Personal information
- Nickname: "Rasto"
- Born: 16 February 1984 (age 42) Oberpullendorf, Austria
- Home town: Oberpullendorf, Austria

Darts information
- Playing darts since: 2005
- Darts: 23g
- Laterality: Right-handed
- Walk-on music: "Freaks" by Timmy Trumpet and Savage

Organisation (see split in darts)
- PDC: 2011–

PDC premier events – best performances
- World Championship: Preliminary Round: 2016
- UK Open: Last 64: 2018

Other tournament wins
| PDC World Qualifying | 2015 |

Medal record
Men's Darts
Representing Austria
EDF European Ch'ship
| Silver medal – second place | 2021 Podčetrtek | Men's cricket |

= Michael Rasztovits =

Austrian darts player

Michael Rasztovits (born 16 February 1984), nicknamed "Rasto", is an Austrian darts player.

==Career==
Since 2011, Rasztovits has taken part in PDC events. He has played in Qualifying School from 2013 onwards but has never won enough games to win a PDC Tour Card. He took part in the 2014, 2015 and 2016 qualifiers for the UK Open but didn't manage to qualify.

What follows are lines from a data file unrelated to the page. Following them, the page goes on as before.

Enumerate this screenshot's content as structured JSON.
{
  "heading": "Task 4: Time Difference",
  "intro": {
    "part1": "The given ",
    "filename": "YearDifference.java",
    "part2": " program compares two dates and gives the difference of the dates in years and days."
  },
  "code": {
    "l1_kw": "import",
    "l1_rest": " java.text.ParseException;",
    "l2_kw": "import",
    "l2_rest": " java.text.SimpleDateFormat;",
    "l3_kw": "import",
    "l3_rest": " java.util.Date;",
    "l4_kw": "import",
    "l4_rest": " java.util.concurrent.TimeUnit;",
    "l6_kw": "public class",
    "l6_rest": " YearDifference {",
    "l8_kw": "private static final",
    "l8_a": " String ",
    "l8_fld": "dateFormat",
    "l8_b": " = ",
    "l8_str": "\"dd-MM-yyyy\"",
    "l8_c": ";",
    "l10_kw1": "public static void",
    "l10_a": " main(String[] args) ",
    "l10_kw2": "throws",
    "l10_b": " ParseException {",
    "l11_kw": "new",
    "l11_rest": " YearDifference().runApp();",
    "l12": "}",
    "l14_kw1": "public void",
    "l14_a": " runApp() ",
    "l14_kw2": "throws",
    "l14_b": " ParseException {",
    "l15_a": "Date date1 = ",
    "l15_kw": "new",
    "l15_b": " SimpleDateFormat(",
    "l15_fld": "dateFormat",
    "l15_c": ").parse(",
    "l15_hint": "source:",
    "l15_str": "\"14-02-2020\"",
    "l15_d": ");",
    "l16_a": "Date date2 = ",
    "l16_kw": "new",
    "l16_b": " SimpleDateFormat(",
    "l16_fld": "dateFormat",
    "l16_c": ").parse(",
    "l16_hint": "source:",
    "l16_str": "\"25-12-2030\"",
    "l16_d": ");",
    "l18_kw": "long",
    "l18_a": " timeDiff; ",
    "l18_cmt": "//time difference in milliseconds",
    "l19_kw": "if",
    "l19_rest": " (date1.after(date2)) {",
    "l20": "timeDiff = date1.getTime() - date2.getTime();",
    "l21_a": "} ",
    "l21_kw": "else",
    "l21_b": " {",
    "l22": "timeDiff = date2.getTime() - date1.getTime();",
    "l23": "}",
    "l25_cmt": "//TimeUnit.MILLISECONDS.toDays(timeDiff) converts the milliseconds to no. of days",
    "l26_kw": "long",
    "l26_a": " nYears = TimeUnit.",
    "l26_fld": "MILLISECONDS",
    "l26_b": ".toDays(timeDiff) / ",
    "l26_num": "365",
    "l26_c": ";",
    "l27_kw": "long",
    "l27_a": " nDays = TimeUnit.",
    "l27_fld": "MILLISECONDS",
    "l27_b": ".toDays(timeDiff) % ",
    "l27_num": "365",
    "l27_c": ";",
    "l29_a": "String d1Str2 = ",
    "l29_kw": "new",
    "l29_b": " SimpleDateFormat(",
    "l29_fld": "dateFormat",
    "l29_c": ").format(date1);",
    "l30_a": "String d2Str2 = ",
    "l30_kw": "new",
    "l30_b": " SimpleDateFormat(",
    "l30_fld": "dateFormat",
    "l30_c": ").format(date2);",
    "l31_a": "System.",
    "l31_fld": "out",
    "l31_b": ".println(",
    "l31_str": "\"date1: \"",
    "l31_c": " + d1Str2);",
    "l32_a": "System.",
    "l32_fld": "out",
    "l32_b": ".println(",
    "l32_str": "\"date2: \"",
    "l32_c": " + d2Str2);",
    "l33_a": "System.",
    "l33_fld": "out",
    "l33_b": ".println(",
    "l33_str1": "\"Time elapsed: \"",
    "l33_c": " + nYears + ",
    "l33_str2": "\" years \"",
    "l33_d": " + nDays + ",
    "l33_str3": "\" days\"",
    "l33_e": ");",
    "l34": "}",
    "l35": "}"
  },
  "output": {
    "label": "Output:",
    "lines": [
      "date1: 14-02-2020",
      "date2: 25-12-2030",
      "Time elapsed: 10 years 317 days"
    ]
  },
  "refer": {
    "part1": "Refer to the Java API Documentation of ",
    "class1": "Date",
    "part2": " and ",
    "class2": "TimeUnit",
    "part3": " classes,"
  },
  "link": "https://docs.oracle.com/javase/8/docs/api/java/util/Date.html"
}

Rasztovits qualified for the 2016 PDC World Darts Championship after defeating Boris Krčmar in the Final of the Eastern Europe Qualifier. He was beaten 2–0 by Rob Szabo in the preliminary round. He won a match at a European Tour event for the first time when he knocked out 1996 BDO world champion Steve Beaton 6–4 at the 2016 Gibraltar Darts Trophy. Rasztovits was defeated by a reversal of this scoreline in the second round by Kim Huybrechts.